Saxophonist and composer John Zorn’s Teresa De Ávila is the third in a triology of compositions based on figures from Christian myths, preceded by Nove Cantici per Francesco d’Assis and Virtue (for Julian of Norwich). Listening to the recording, it is not clear how much these figures imbue the work, as what we hear could easily be regarded as a gorgeous collection of songs, performed on acoustic guitar, that borrow elements of classical, Klezmer, bluegrass, jazz and the ever ambiguous Americana, performed by a trio of masterful guitarists: Bill Frisell, Gyan Riley, and Julian Lage.
Zorn’s unbelievably prolific output is dotted with such albums, Masada Guitars with Marc Ribot, Bill Frisell, and Tim Sparks was a collection of beautiful solo guitar renditions of tunes from the Masada book, 2017’s Midsummer Moons with Lage and Riley, and of course the others in this trilogy: 2018’s Virtue and 2019’s Nove Cantici Per Francesco D’Assisi. I suspect that there are more that I just am not aware of as well. What all of these share, besides the impeccable technical expertise of the musicians, is a delicate sense of the strengths of the instrument.

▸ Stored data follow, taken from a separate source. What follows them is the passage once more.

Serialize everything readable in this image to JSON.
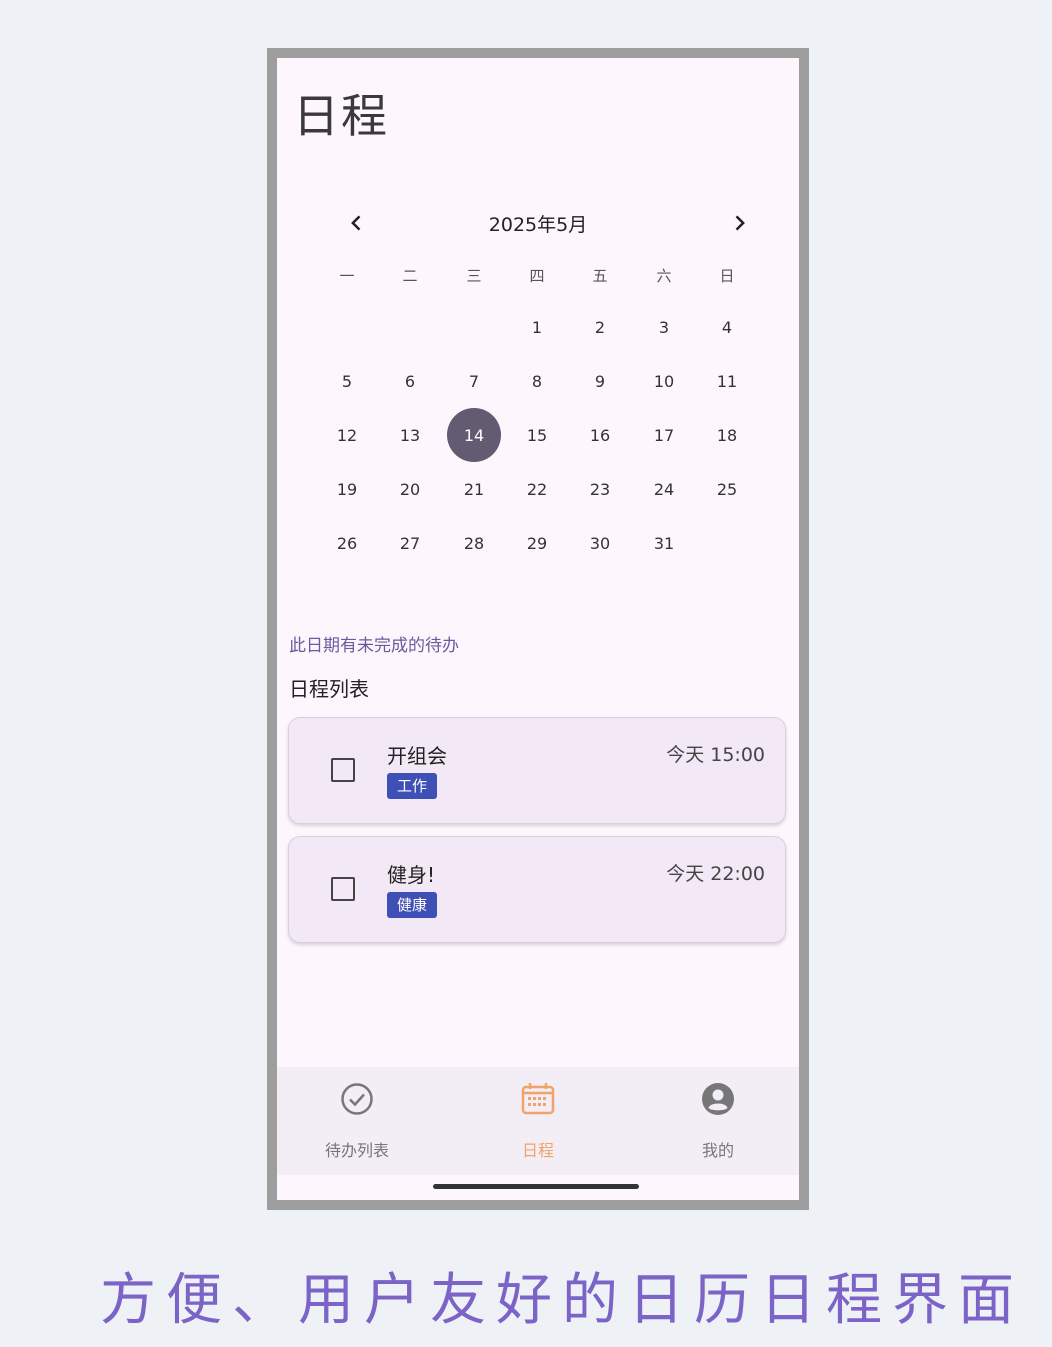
{
  "page_title": "日程",
  "calendar": {
    "month_label": "2025年5月",
    "weekdays": [
      "一",
      "二",
      "三",
      "四",
      "五",
      "六",
      "日"
    ],
    "days": [
      "1",
      "2",
      "3",
      "4",
      "5",
      "6",
      "7",
      "8",
      "9",
      "10",
      "11",
      "12",
      "13",
      "14",
      "15",
      "16",
      "17",
      "18",
      "19",
      "20",
      "21",
      "22",
      "23",
      "24",
      "25",
      "26",
      "27",
      "28",
      "29",
      "30",
      "31"
    ],
    "first_weekday_index": 3,
    "selected_day": "14",
    "prev_icon": "chevron-left-icon",
    "next_icon": "chevron-right-icon"
  },
  "pending_note": "此日期有未完成的待办",
  "list_title": "日程列表",
  "schedules": [
    {
      "title": "开组会",
      "tag": "工作",
      "time": "今天 15:00",
      "checked": false
    },
    {
      "title": "健身!",
      "tag": "健康",
      "time": "今天 22:00",
      "checked": false
    }
  ],
  "bottom_nav": {
    "tabs": [
      {
        "label": "待办列表",
        "icon": "check-circle-icon",
        "active": false
      },
      {
        "label": "日程",
        "icon": "calendar-icon",
        "active": true
      },
      {
        "label": "我的",
        "icon": "account-icon",
        "active": false
      }
    ]
  },
  "caption": "方便、用户友好的日历日程界面",
  "colors": {
    "accent": "#625b71",
    "tag_bg": "#3e4fb5",
    "active_tab": "#f0a46a",
    "caption": "#7b63c7",
    "note": "#6a5a9e"
  }
}
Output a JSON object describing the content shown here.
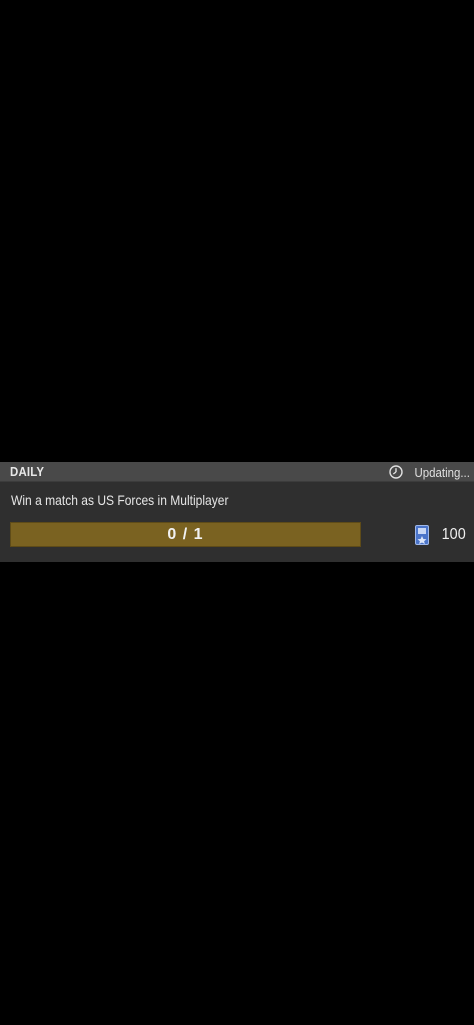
{
  "challenge": {
    "category": "DAILY",
    "status": "Updating...",
    "description": "Win a match as US Forces in Multiplayer",
    "progress": {
      "label": "0 / 1",
      "current": 0,
      "target": 1
    },
    "reward": {
      "icon": "medal-icon",
      "amount": "100"
    }
  },
  "colors": {
    "background": "#000000",
    "card": "#2f2f2f",
    "header": "#494949",
    "progress_track": "#7a6221",
    "progress_fill": "#c9a23c",
    "reward_icon": "#4a74c9"
  }
}
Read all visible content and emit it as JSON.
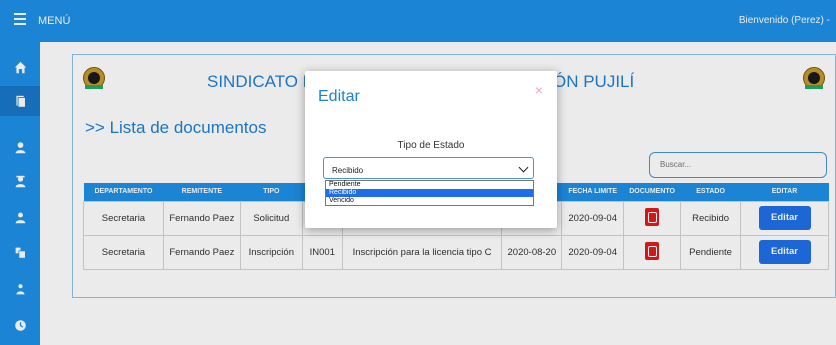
{
  "topbar": {
    "menu_label": "MENÚ",
    "welcome": "Bienvenido (Perez) -"
  },
  "sidebar": {
    "items": [
      "home-icon",
      "document-icon",
      "user-icon",
      "user-tie-icon",
      "user-group-icon",
      "users-icon",
      "sitemap-icon",
      "clock-icon"
    ]
  },
  "header": {
    "org_title_left": "SINDICATO DE C",
    "org_title_right": "ÓN PUJILÍ"
  },
  "main": {
    "list_title": ">> Lista de documentos",
    "search_placeholder": "Buscar...",
    "columns": [
      "DEPARTAMENTO",
      "REMITENTE",
      "TIPO",
      "C",
      "",
      "",
      "FECHA LIMITE",
      "DOCUMENTO",
      "ESTADO",
      "EDITAR"
    ],
    "rows": [
      {
        "departamento": "Secretaria",
        "remitente": "Fernando Paez",
        "tipo": "Solicitud",
        "codigo": "S",
        "descripcion": "",
        "fecha": "",
        "limite": "2020-09-04",
        "estado": "Recibido",
        "editar": "Editar"
      },
      {
        "departamento": "Secretaria",
        "remitente": "Fernando Paez",
        "tipo": "Inscripción",
        "codigo": "IN001",
        "descripcion": "Inscripción para la licencia tipo C",
        "fecha": "2020-08-20",
        "limite": "2020-09-04",
        "estado": "Pendiente",
        "editar": "Editar"
      }
    ]
  },
  "modal": {
    "title": "Editar",
    "close": "×",
    "field_label": "Tipo de Estado",
    "selected": "Recibido",
    "options": [
      "Pendiente",
      "Recibido",
      "Vencido"
    ]
  },
  "colors": {
    "primary": "#1f90e6",
    "button": "#1f6fe8",
    "pdf": "#e31b1b"
  }
}
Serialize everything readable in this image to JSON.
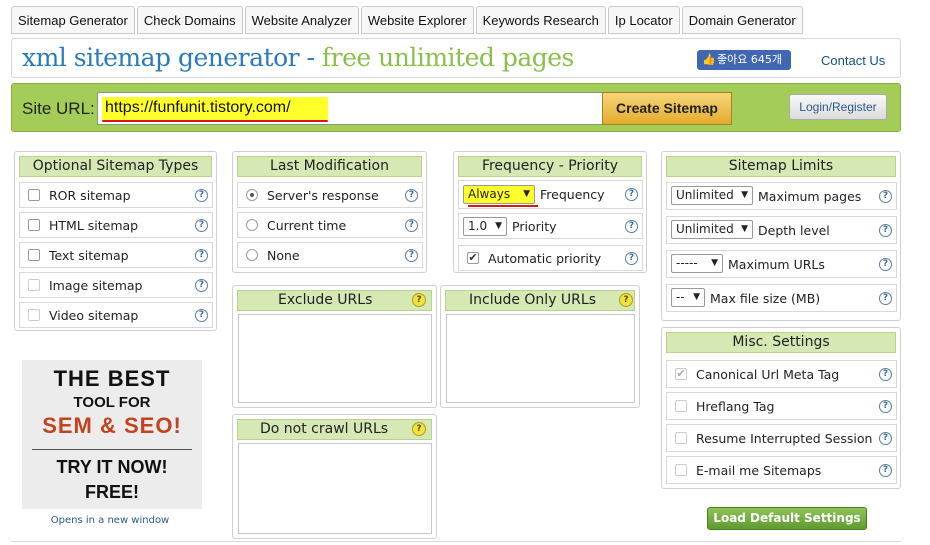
{
  "tabs": [
    "Sitemap Generator",
    "Check Domains",
    "Website Analyzer",
    "Website Explorer",
    "Keywords Research",
    "Ip Locator",
    "Domain Generator"
  ],
  "header": {
    "title_part1": "xml sitemap generator",
    "title_sep": " - ",
    "title_part2": "free unlimited pages",
    "fb_label": "좋아요 645개",
    "contact": "Contact Us"
  },
  "url_bar": {
    "label": "Site URL:",
    "value": "https://funfunit.tistory.com/",
    "create_button": "Create Sitemap",
    "login_button": "Login/Register"
  },
  "optional_types": {
    "heading": "Optional Sitemap Types",
    "items": [
      {
        "label": "ROR sitemap",
        "checked": false,
        "enabled": true
      },
      {
        "label": "HTML sitemap",
        "checked": false,
        "enabled": true
      },
      {
        "label": "Text sitemap",
        "checked": false,
        "enabled": true
      },
      {
        "label": "Image sitemap",
        "checked": false,
        "enabled": false
      },
      {
        "label": "Video sitemap",
        "checked": false,
        "enabled": false
      }
    ]
  },
  "last_modification": {
    "heading": "Last Modification",
    "options": [
      {
        "label": "Server's response",
        "selected": true
      },
      {
        "label": "Current time",
        "selected": false
      },
      {
        "label": "None",
        "selected": false
      }
    ]
  },
  "frequency_priority": {
    "heading": "Frequency - Priority",
    "frequency_value": "Always",
    "frequency_label": "Frequency",
    "priority_value": "1.0",
    "priority_label": "Priority",
    "auto_priority_label": "Automatic priority",
    "auto_priority_checked": true
  },
  "sitemap_limits": {
    "heading": "Sitemap Limits",
    "rows": [
      {
        "value": "Unlimited",
        "label": "Maximum pages"
      },
      {
        "value": "Unlimited",
        "label": "Depth level"
      },
      {
        "value": "-----",
        "label": "Maximum URLs"
      },
      {
        "value": "--",
        "label": "Max file size (MB)"
      }
    ]
  },
  "exclude_urls": {
    "heading": "Exclude URLs"
  },
  "include_only_urls": {
    "heading": "Include Only URLs"
  },
  "do_not_crawl": {
    "heading": "Do not crawl URLs"
  },
  "misc_settings": {
    "heading": "Misc. Settings",
    "items": [
      {
        "label": "Canonical Url Meta Tag",
        "checked": true,
        "enabled": false
      },
      {
        "label": "Hreflang Tag",
        "checked": false,
        "enabled": false
      },
      {
        "label": "Resume Interrupted Session",
        "checked": false,
        "enabled": false
      },
      {
        "label": "E-mail me Sitemaps",
        "checked": false,
        "enabled": false
      }
    ]
  },
  "promo": {
    "line1": "THE BEST",
    "line2": "TOOL FOR",
    "line3": "SEM & SEO!",
    "line4": "TRY IT NOW!",
    "line5": "FREE!",
    "caption": "Opens in a new window"
  },
  "load_defaults_button": "Load Default Settings",
  "help_glyph": "?",
  "colors": {
    "accent_green": "#a3cd58",
    "title_blue": "#2a7bbd",
    "title_green": "#8ac04a",
    "highlight": "#ffff29"
  }
}
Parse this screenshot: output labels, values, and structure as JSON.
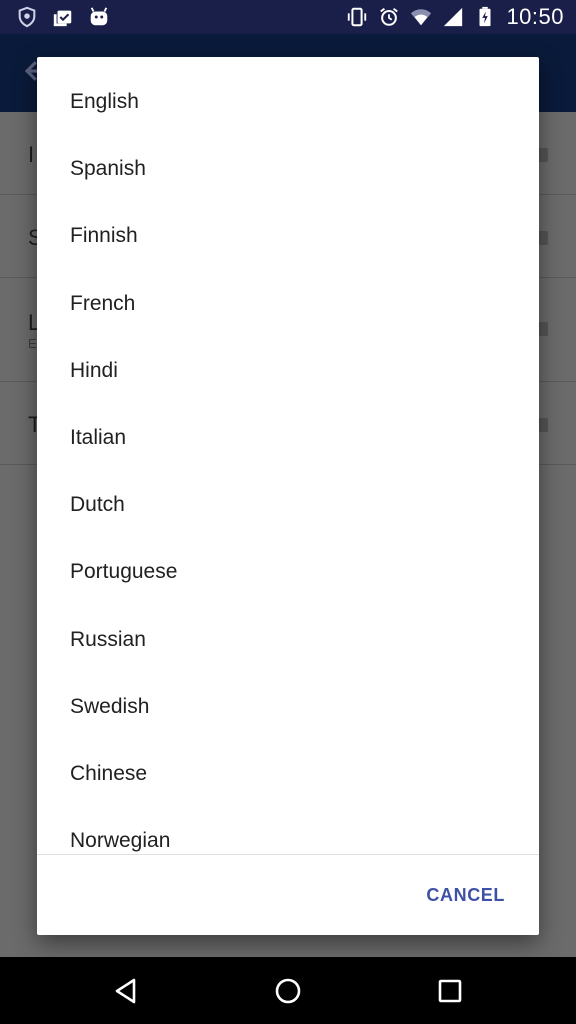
{
  "status_bar": {
    "time": "10:50",
    "left_icons": [
      "vpn-shield-icon",
      "clipboard-check-icon",
      "android-robot-icon"
    ],
    "right_icons": [
      "vibrate-icon",
      "alarm-icon",
      "wifi-icon",
      "cell-signal-icon",
      "battery-charging-icon"
    ]
  },
  "background_screen": {
    "items": [
      {
        "title_partial": "I",
        "subtitle_partial": ""
      },
      {
        "title_partial": "S",
        "subtitle_partial": ""
      },
      {
        "title_partial": "L",
        "subtitle_partial": "E"
      },
      {
        "title_partial": "T",
        "subtitle_partial": ""
      }
    ]
  },
  "dialog": {
    "options": [
      "English",
      "Spanish",
      "Finnish",
      "French",
      "Hindi",
      "Italian",
      "Dutch",
      "Portuguese",
      "Russian",
      "Swedish",
      "Chinese",
      "Norwegian"
    ],
    "cancel_label": "CANCEL",
    "accent_color": "#3f51a5"
  },
  "nav_bar": {
    "buttons": [
      "back",
      "home",
      "recents"
    ]
  }
}
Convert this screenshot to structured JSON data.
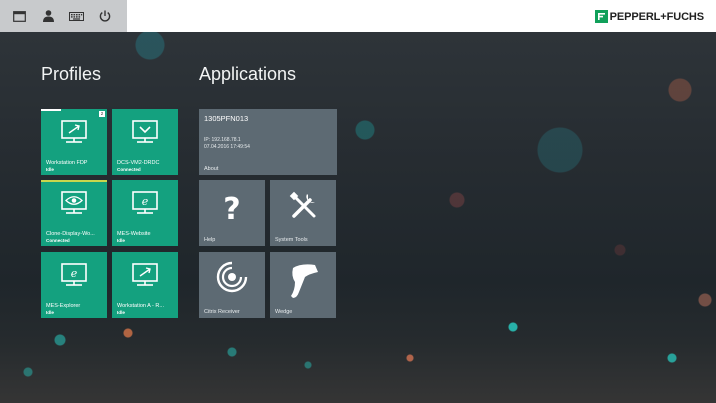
{
  "topbar": {
    "buttons": [
      {
        "name": "window-icon"
      },
      {
        "name": "user-icon"
      },
      {
        "name": "keyboard-icon"
      },
      {
        "name": "power-icon"
      }
    ],
    "brand": "PEPPERL+FUCHS",
    "brand_color": "#10a05a"
  },
  "sections": {
    "profiles": "Profiles",
    "applications": "Applications"
  },
  "profiles": [
    {
      "label": "Workstation FDP",
      "status": "Idle",
      "icon": "remote-desktop-icon",
      "badge": "2"
    },
    {
      "label": "DCS-VM2-DRDC",
      "status": "Connected",
      "icon": "remote-desktop-icon"
    },
    {
      "label": "Clone-Display-Wo...",
      "status": "Connected",
      "icon": "eye-display-icon"
    },
    {
      "label": "MES-Website",
      "status": "Idle",
      "icon": "browser-icon"
    },
    {
      "label": "MES-Explorer",
      "status": "Idle",
      "icon": "browser-icon"
    },
    {
      "label": "Workstation A - R...",
      "status": "Idle",
      "icon": "remote-desktop-icon"
    }
  ],
  "device": {
    "hostname": "1305PFN013",
    "ip": "IP: 192.168.78.1",
    "datetime": "07.04.2016 17:49:54",
    "label": "About"
  },
  "apps": [
    {
      "label": "Help",
      "icon": "question-icon"
    },
    {
      "label": "System Tools",
      "icon": "tools-icon"
    },
    {
      "label": "Citrix Receiver",
      "icon": "citrix-icon"
    },
    {
      "label": "Wedge",
      "icon": "barcode-scanner-icon"
    }
  ],
  "colors": {
    "profile_tile": "#14a17f",
    "app_tile": "#5d6a73"
  }
}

The album begins with the track ‘Devotion’, which seems apt in terms of St. Teresa who was characterized by her dedication to a purer and aesthetic religious devotion (she was critical figure in church reform in the fifteen hundreds). The song begins on a hopeful note, a major chord and a melody that has a folk-like simplicity, as well as surprising depth. The structure of the song is very much tied to the chord progression. Though there are bluegrass elements to the guitar lines and note choices, the chords move in a more classical manner. The allure of the song is apparent from the start, and its openness still contains a shroud of mystery. The next track, ‘El Castillo Interior,’ is named after St. Teresa’s book of spiritual guidance, in which she saw the soul as a diamond (it’s more complex than that, but I deal in the simple). The essence of the metaphor is captured in the slowly developing song – imagine holding a diamond in your hands, turning the sides, inspecting the cuts, the angles, the flaws, the resilient beauty. Now hear the crystalline melodic lines forming such cut shapes. The track ‘Teresa’ begins reflective and inward looking, however it picks up with a rhythmic chordal vamp, over which a very modern sounding melody is overlaid. ‘El Camino,’ the title of another of St. Teresa’s books, seems to actually have a bit of  bluegrass feel to it, but with a streak of something darker through it.
 
Absolutely absorbing music that grows deeper on each listen.